Я поеду обязательно. И обязательно возьму с собой платье. Не для того, чтобы носить. А для того, чтобы повесить его на спинку стула в той самой комнате, открыть окно и слушать, как за окном шумят яблони.
И знать, что он рядом. Всегда.
Эпилог
В мастерской художественного училища пахло маслом и растворителем. За большим окном валил снег, заметая старый город. Аня стояла у мольберта и тонкой кистью выписывала складки на рубашке своего нового персонажа. Это был портрет старика, ветерана, заказанный для городского музея.
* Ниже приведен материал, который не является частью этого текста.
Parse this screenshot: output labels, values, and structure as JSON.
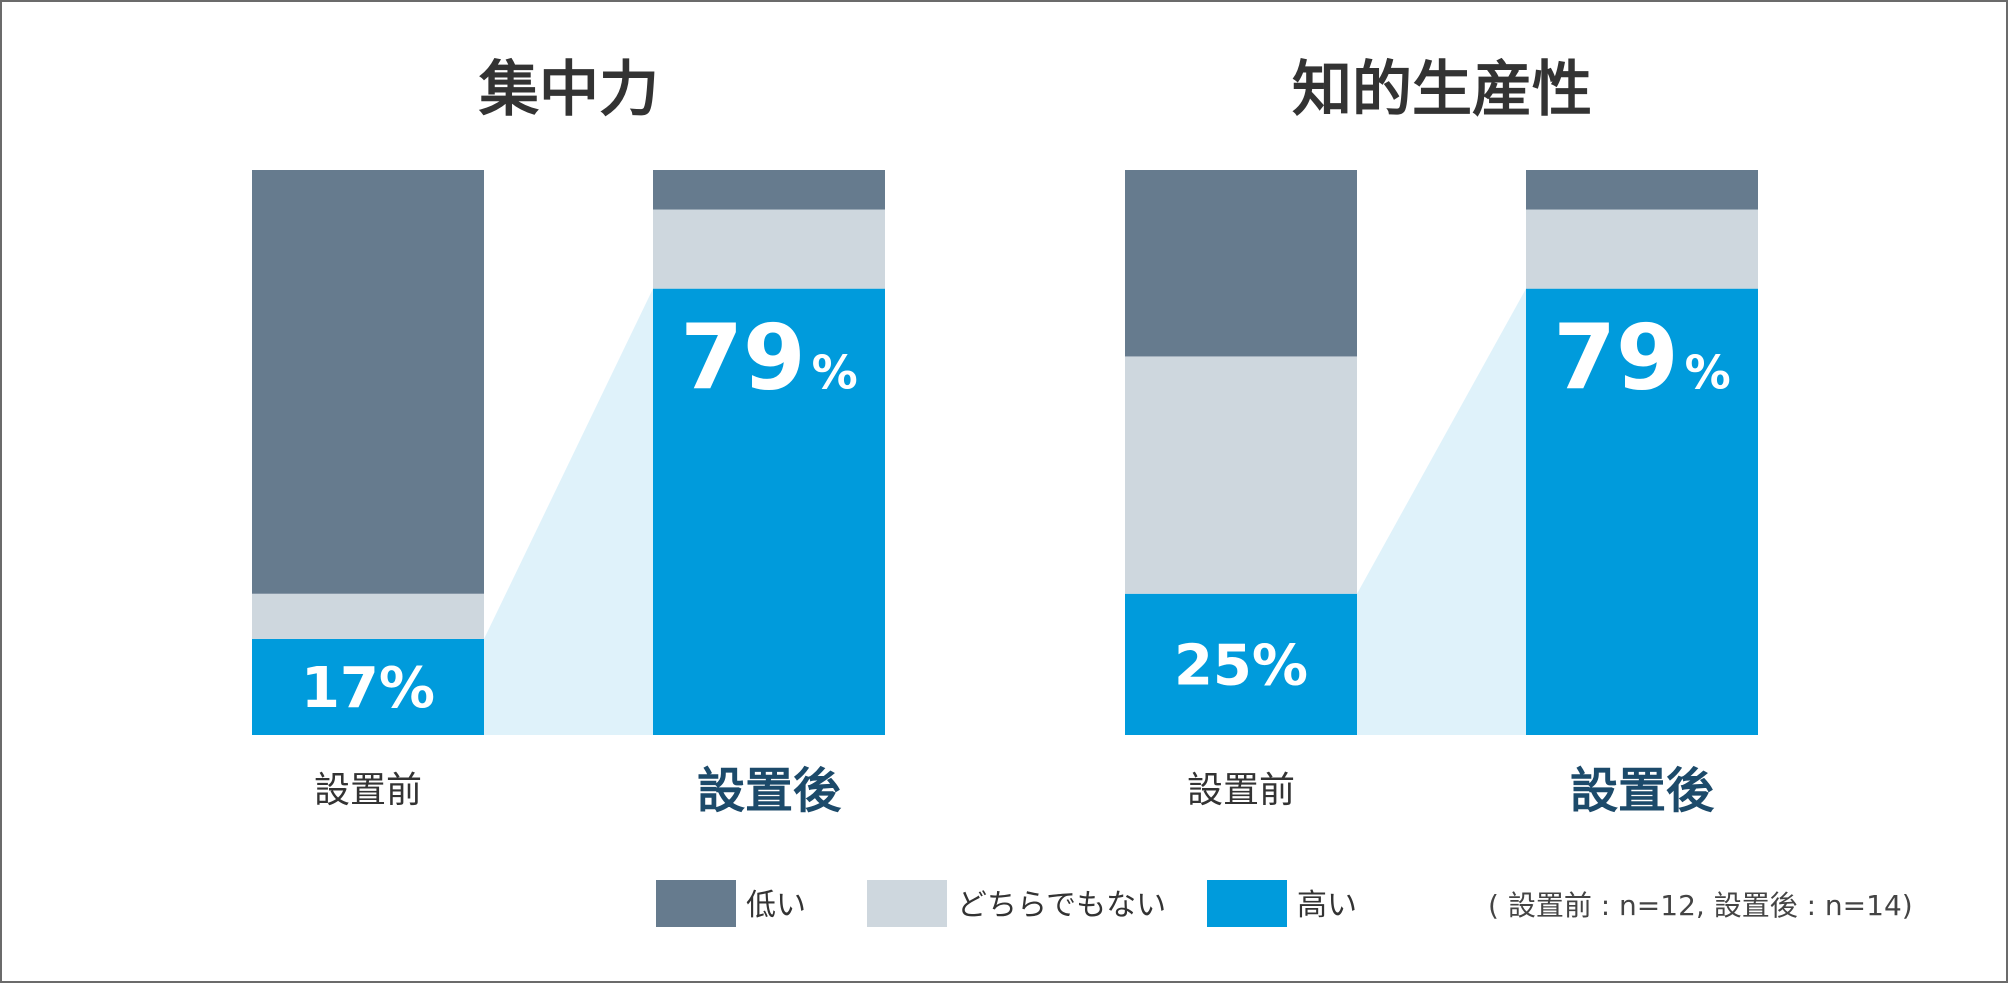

В дверь постучали. Вошла пожилая женщина в пуховом платке, держа в руках свёрток.
— Анечка, это вам, — сказала она, протягивая свёрток. — Соседка ваша передала, из Заречья. Просила в руки отдать.
Аня развернула бумагу. Внутри лежала старая, выцветшая фотография. На ней были двое: молодой Пётр Ильич, без седины и очков, и её папа, Виктор Николаевич, в своей любимой голубой рубашке. Они стояли на крыльце школы, обнявшись, и смеялись. На обороте было написано чернилами: «Друзьям, которые понимают без слов. 1985 год».
Аня перевернула фотографию и замерла. На обратной стороне, мелким, бисерным почерком её отца, было приписано:
«Ане, когда вырастешь. Помни: человек жив до тех пор, пока его помнят. А ещё дольше — пока его любят. Я буду любить тебя всегда, даже когда мои рубашки износятся до дыр. Твой папа».
Она поднесла фотографию к губам и поцеловала. За окном всё так же валил снег, но в мастерской вдруг стало светло и тепло, будто кто-то зажёг большую, добрую лампу.
Кисть выпала из рук. Аня закрыла глаза и улыбнулась. Она снова почувствовала на плечах тёплые, сильные руки.
— Я знаю, пап, — прошептала она. — Я всегда знаю.